Aklımdan insanlara dair olan düşünceleri bir anlığına uzaklaştırmak istediğim için ağacın yanına geldim. Ama ne çare, aklımda yine dönüp dolanıyor aynı düşünceler.
Evet insanları böylece çiçekler gibi ele alabiliriz ancak tam tersi bir şekilde, insanlar çiçeklerin aksine dışardan güzel görünmedikleri gibi pekala güzel bir kokuları da yoktur diyor zihnimin odalarında çınlayan sesiyle çok bilmiş ben. Sizi tesiri altına alacak güzel görünümleri ve kokuları olmadığı için insanlar sizi kuşatmak, yok etmek isterler. Sizin olanı sizden almak için içleri içlerini yerken bir yandan da ellerini ovuştururlar. Sizi yok edemediklerinde ise, sizi esir almak isterler en azından. Köleniz olmanızı isterler, iyiliğin ve güzelliğin timsali çiçeklerin tam karşısında, kötülüğün ve irinin vücut bulmuş hali insanlar diye devam ederken çok bilmiş ben bir ses duyuyorum. Delirdiğimi sanıyorum, çok bilmiş bene soruyorum bir de ağaç mı konuşmuştu demin diye?
Elma ağacına bakıyorum şimdi aklımdan demin geçen düşünceler hala peşi sıra geçerken, elma ağacının İsa’nın çarmıha gerilerek vahşice öldürülmesinden utançla bahsediyor. Ben ve ailem, ve hatta bir bütün olarak ağaçlar o gün orada rol aldığımız için asla huzura eremeyeceğiz. Çarmıha gerilen İsa mıydı sadece sanıyorsun, bende gerildim orada, beni de yüzyıllar boyunca unutamayacağım acıların eşiğine koydu çarmıha gerilme. Yaprakları rüzgarın da etkisiyle hafifçe sallanırken, çiçekleri de dökülmek üzere elma ağacının.

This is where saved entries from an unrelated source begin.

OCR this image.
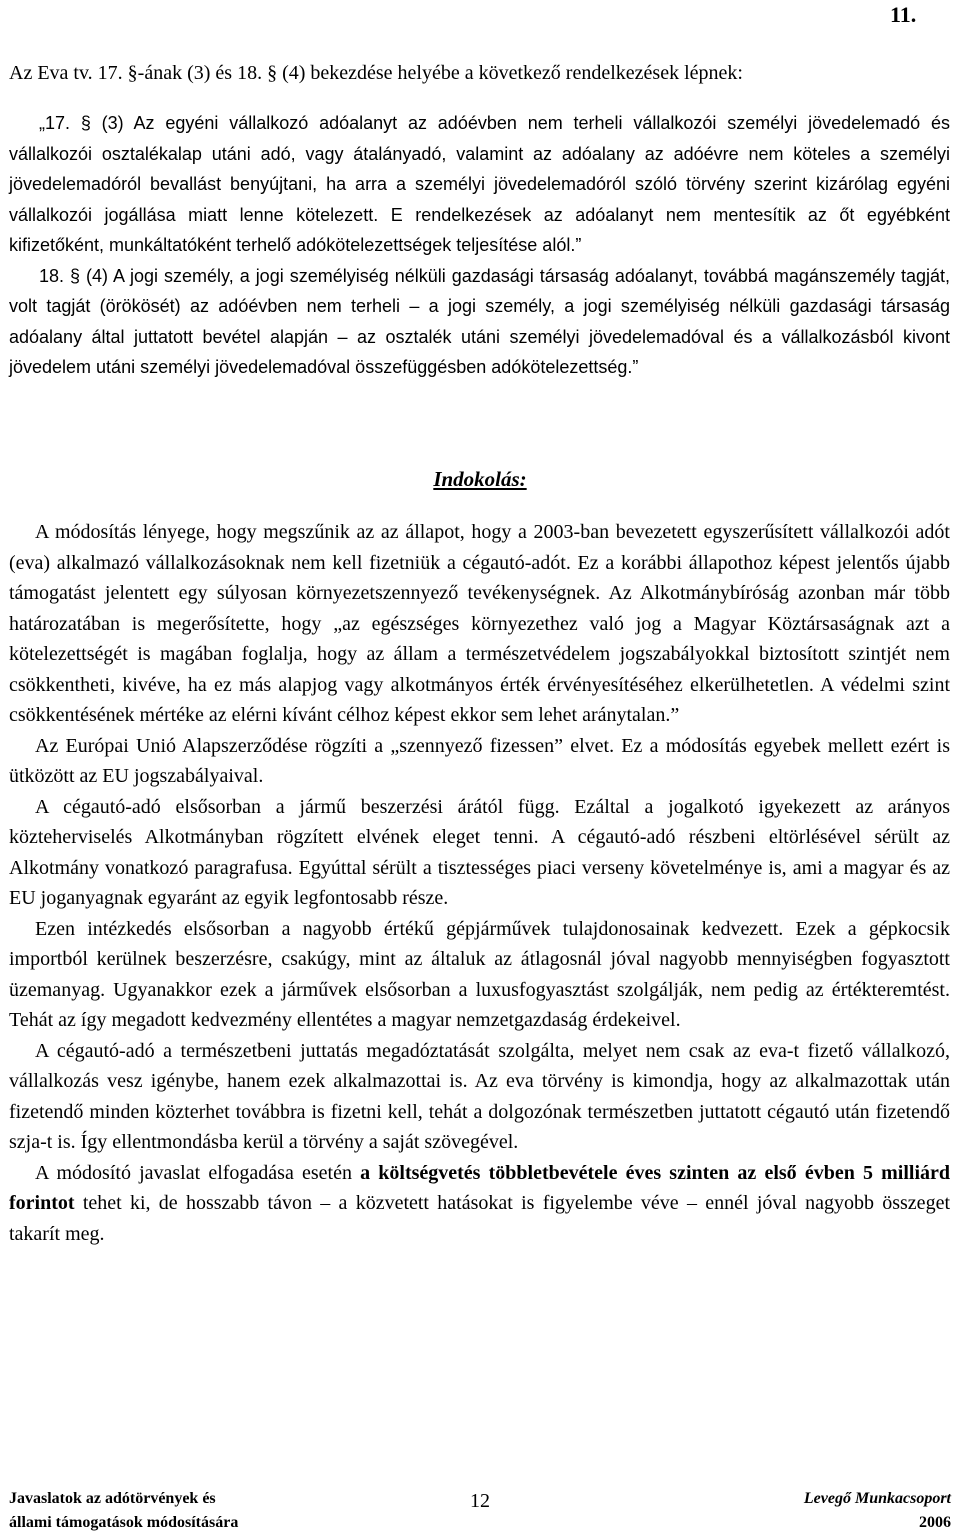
11.
Az Eva tv. 17. §-ának (3) és 18. § (4) bekezdése helyébe a következő rendelkezések lépnek:

„17. § (3) Az egyéni vállalkozó adóalanyt az adóévben nem terheli vállalkozói személyi jövedelemadó és vállalkozói osztalékalap utáni adó, vagy átalányadó, valamint az adóalany az adóévre nem köteles a személyi jövedelemadóról bevallást benyújtani, ha arra a személyi jövedelemadóról szóló törvény szerint kizárólag egyéni vállalkozói jogállása miatt lenne kötelezett. E rendelkezések az adóalanyt nem mentesítik az őt egyébként kifizetőként, munkáltatóként terhelő adókötelezettségek teljesítése alól.”

18. § (4) A jogi személy, a jogi személyiség nélküli gazdasági társaság adóalanyt, továbbá magánszemély tagját, volt tagját (örökösét) az adóévben nem terheli – a jogi személy, a jogi személyiség nélküli gazdasági társaság adóalany által juttatott bevétel alapján – az osztalék utáni személyi jövedelemadóval és a vállalkozásból kivont jövedelem utáni személyi jövedelemadóval összefüggésben adókötelezettség.”

Indokolás:

A módosítás lényege, hogy megszűnik az az állapot, hogy a 2003-ban bevezetett egyszerűsített vállalkozói adót (eva) alkalmazó vállalkozásoknak nem kell fizetniük a cégautó-adót. Ez a korábbi állapothoz képest jelentős újabb támogatást jelentett egy súlyosan környezetszennyező tevékenységnek. Az Alkotmánybíróság azonban már több határozatában is megerősítette, hogy „az egészséges környezethez való jog a Magyar Köztársaságnak azt a kötelezettségét is magában foglalja, hogy az állam a természetvédelem jogszabályokkal biztosított szintjét nem csökkentheti, kivéve, ha ez más alapjog vagy alkotmányos érték érvényesítéséhez elkerülhetetlen. A védelmi szint csökkentésének mértéke az elérni kívánt célhoz képest ekkor sem lehet aránytalan.”

Az Európai Unió Alapszerződése rögzíti a „szennyező fizessen” elvet. Ez a módosítás egyebek mellett ezért is ütközött az EU jogszabályaival.

A cégautó-adó elsősorban a jármű beszerzési árától függ. Ezáltal a jogalkotó igyekezett az arányos közteherviselés Alkotmányban rögzített elvének eleget tenni. A cégautó-adó részbeni eltörlésével sérült az Alkotmány vonatkozó paragrafusa. Egyúttal sérült a tisztességes piaci verseny követelménye is, ami a magyar és az EU joganyagnak egyaránt az egyik legfontosabb része.

Ezen intézkedés elsősorban a nagyobb értékű gépjárművek tulajdonosainak kedvezett. Ezek a gépkocsik importból kerülnek beszerzésre, csakúgy, mint az általuk az átlagosnál jóval nagyobb mennyiségben fogyasztott üzemanyag. Ugyanakkor ezek a járművek elsősorban a luxusfogyasztást szolgálják, nem pedig az értékteremtést. Tehát az így megadott kedvezmény ellentétes a magyar nemzetgazdaság érdekeivel.

A cégautó-adó a természetbeni juttatás megadóztatását szolgálta, melyet nem csak az eva-t fizető vállalkozó, vállalkozás vesz igénybe, hanem ezek alkalmazottai is. Az eva törvény is kimondja, hogy az alkalmazottak után fizetendő minden közterhet továbbra is fizetni kell, tehát a dolgozónak természetben juttatott cégautó után fizetendő szja-t is. Így ellentmondásba kerül a törvény a saját szövegével.

A módosító javaslat elfogadása esetén a költségvetés többletbevétele éves szinten az első évben 5 milliárd forintot tehet ki, de hosszabb távon – a közvetett hatásokat is figyelembe véve – ennél jóval nagyobb összeget takarít meg.

Javaslatok az adótörvények és
állami támogatások módosítására
12	Levegő Munkacsoport
2006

Elma ağacının canının ne kadar sıkıldığını görebiliyorum, baharın ona bahşettiği çiçeklerin arkasında kedere boğulduğunu görmek, insanlığın bir acısından bile kendisini suçlayarak, aslında hiçbir suçu olmamasına rağmen. Çiçekleriyle ne kadar güzel göründüğünü söylüyorum. Onu öylece görmenin beni ne denli mutlu ettiğini ve bütün yıl boyunca o çiçekleri üzerinde taşımasının mümkün olmasını istediğimi söylüyorum.
O ise konuşmasını yeniden çarmıha gerilen insanın huzurunda, ondan af dilercesine, kaldığı yerden devam ettiriyor. O anı hafızasından silemediğinden emin olabiliyorsunuz, hava o kadar sıcaktı ki insanların terleri yere düşmeden buharlaşıyordu. Ter içinde kalmış insanların hunharca gösteriyi seyredebilmek için her şeye rağmen olayın gerçekleşeceği tepeye çıkıyor olmaları inanılır gibi değildi diyordu. Gösteri de aslında bitmek tükenmek bilmez heyecanla, şartların ne kadar zorlayıcı olmasına rağmen giden insanların şerefine verildiğini nasıl anlamıyorlardı. Çarmıha geren kadar, benim kadar, izlemeye gelen insanların da huzur bulmadıklarından eminim. Bir daha ne onlar için nede biz ağaçlar için dünya sıradan bir biçimde dönmedi.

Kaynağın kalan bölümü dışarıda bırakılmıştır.